A Maryland jury recently found the state of Maryland and a commercial truck driver liable for more than $2 million in damages following the 2007 death of a prison inmate who was killed along a highway exit ramp while removing trash and garbage from I-495. The jury award of $2,025,000 will go to the estate and family of Rodney Jennings, who died after being run over by a dump truck driven by Wayne Goss — Goss is the owner of W.H. Goss Trucking, LLC.
According to reports, Jennings — who was 28 years old at the time of his death — was serving time for a drug-related crime at the Herman L. Toulson Boot Camp in Jessup, MD. Although Goss was not working for Maryland at the time of the traffic accident, the Jennings’ family’s attorney argued that the state was also responsible for the man’s death because it did not sufficiently ensure Jennings’ safety.

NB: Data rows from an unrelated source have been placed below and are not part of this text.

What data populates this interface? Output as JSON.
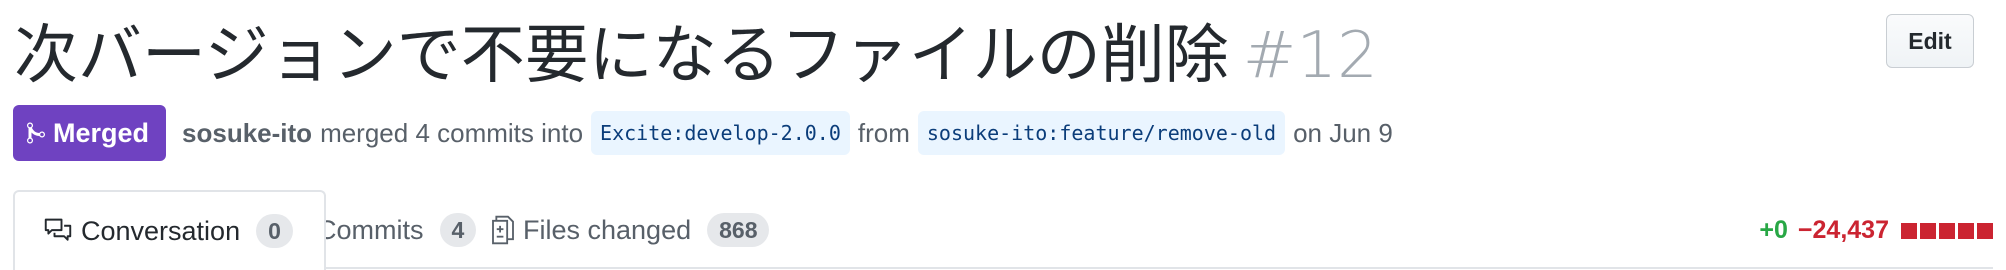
{
  "pr": {
    "title": "次バージョンで不要になるファイルの削除",
    "number": "#12",
    "edit_label": "Edit",
    "state_label": "Merged",
    "author": "sosuke-ito",
    "action_text": "merged 4 commits into",
    "base_branch": "Excite:develop-2.0.0",
    "from_text": "from",
    "head_branch": "sosuke-ito:feature/remove-old",
    "date_text": "on Jun 9"
  },
  "tabs": [
    {
      "label": "Conversation",
      "count": "0",
      "icon": "comment-discussion-icon"
    },
    {
      "label": "Commits",
      "count": "4",
      "icon": "git-commit-icon"
    },
    {
      "label": "Files changed",
      "count": "868",
      "icon": "file-diff-icon"
    }
  ],
  "diffstat": {
    "additions": "+0",
    "deletions": "−24,437",
    "blocks_deleted": 5,
    "blocks_added": 0
  },
  "colors": {
    "merged": "#6f42c1",
    "additions": "#28a745",
    "deletions": "#cb2431",
    "branch_bg": "#eaf5ff"
  }
}
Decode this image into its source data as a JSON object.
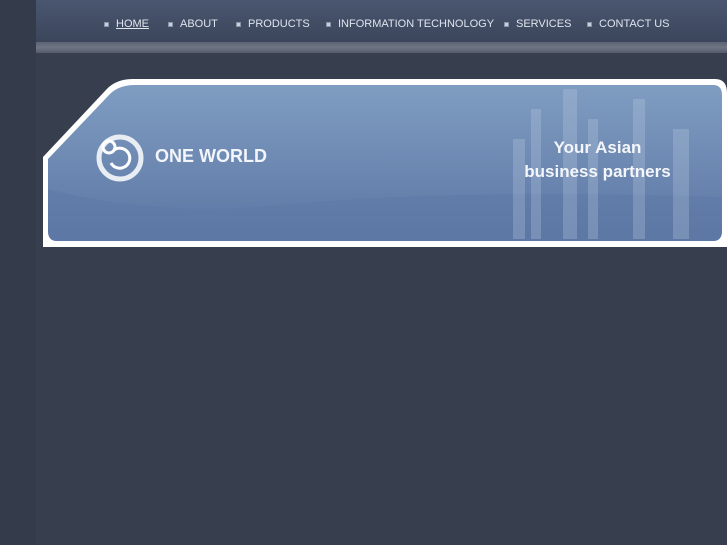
{
  "nav": [
    {
      "label": "HOME",
      "active": true
    },
    {
      "label": "ABOUT"
    },
    {
      "label": "PRODUCTS"
    },
    {
      "label": "INFORMATION TECHNOLOGY"
    },
    {
      "label": "SERVICES"
    },
    {
      "label": "CONTACT US"
    }
  ],
  "banner": {
    "brand": "ONE WORLD",
    "tagline_line1": "Your Asian",
    "tagline_line2": "business partners"
  }
}
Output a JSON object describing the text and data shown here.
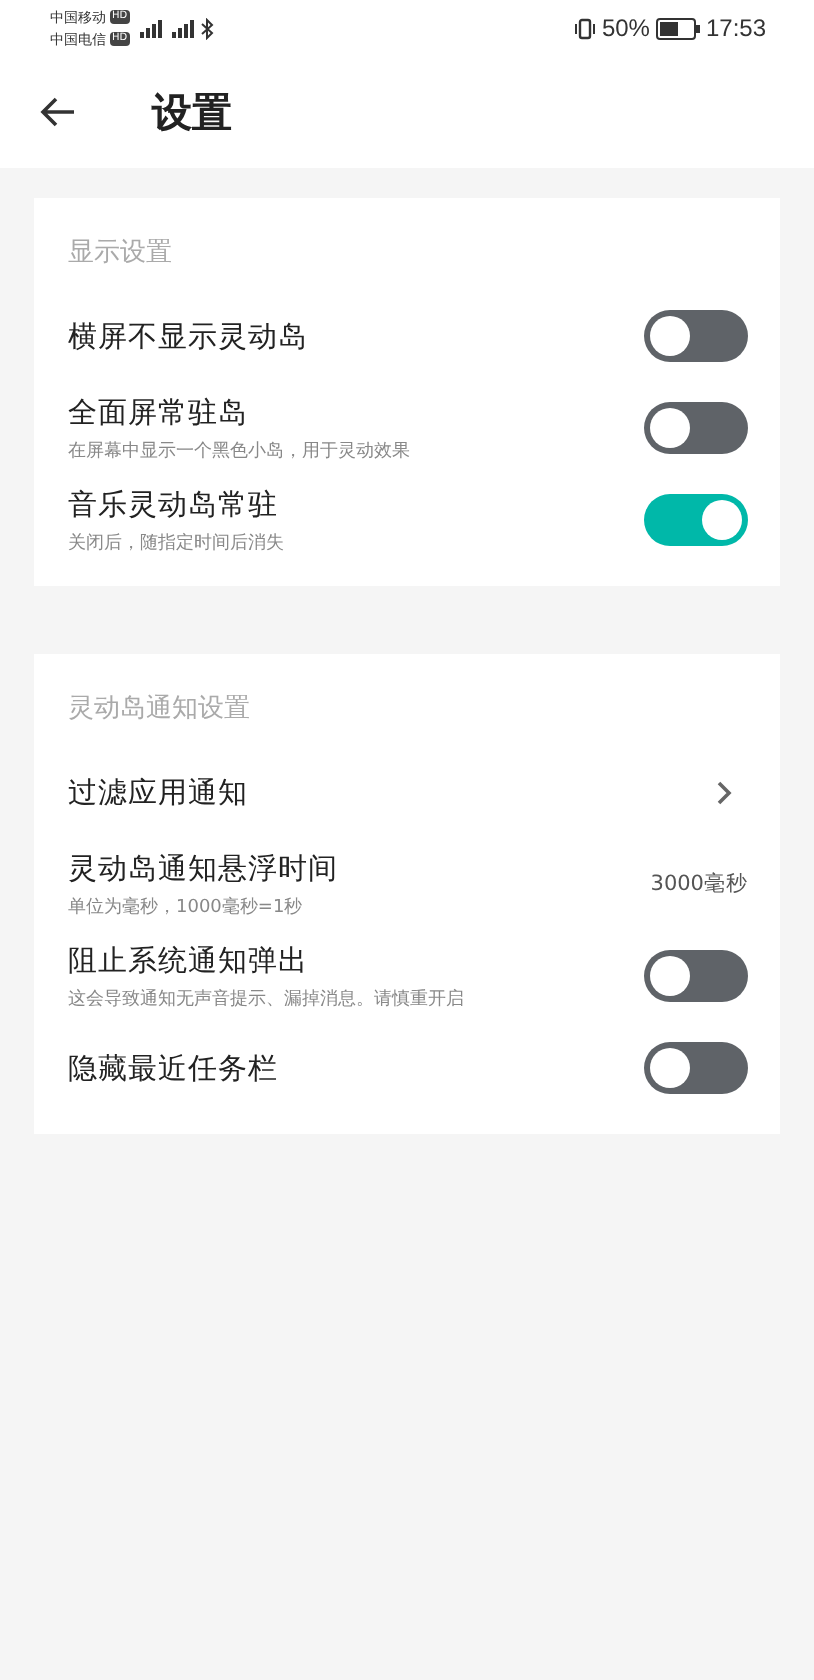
{
  "status_bar": {
    "carriers": [
      {
        "name": "中国移动",
        "badge": "HD"
      },
      {
        "name": "中国电信",
        "badge": "HD"
      }
    ],
    "battery": "50%",
    "time": "17:53"
  },
  "header": {
    "title": "设置"
  },
  "sections": [
    {
      "title": "显示设置",
      "items": [
        {
          "kind": "toggle",
          "label": "横屏不显示灵动岛",
          "on": false
        },
        {
          "kind": "toggle",
          "label": "全面屏常驻岛",
          "subtitle": "在屏幕中显示一个黑色小岛，用于灵动效果",
          "on": false
        },
        {
          "kind": "toggle",
          "label": "音乐灵动岛常驻",
          "subtitle": "关闭后，随指定时间后消失",
          "on": true
        }
      ]
    },
    {
      "title": "灵动岛通知设置",
      "items": [
        {
          "kind": "link",
          "label": "过滤应用通知"
        },
        {
          "kind": "value",
          "label": "灵动岛通知悬浮时间",
          "subtitle": "单位为毫秒，1000毫秒=1秒",
          "value": "3000毫秒"
        },
        {
          "kind": "toggle",
          "label": "阻止系统通知弹出",
          "subtitle": "这会导致通知无声音提示、漏掉消息。请慎重开启",
          "on": false
        },
        {
          "kind": "toggle",
          "label": "隐藏最近任务栏",
          "on": false
        }
      ]
    }
  ]
}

Based on court records, the plaintiff’s lawyer claimed that employees in Maryland’s Department of Corrections — as well as the State Highway Administration — did not correctly evaluate the traffic conditions near the exit ramp where the accident occurred. They should have, said the attorney, required that inmates traverse that particular portion of the highway by van, instead of on foot as Jennings was doing when he was struck. The family’s attorney also threw fault on the apparently poor training received by the state workers who were assigned to monitor the inmates work.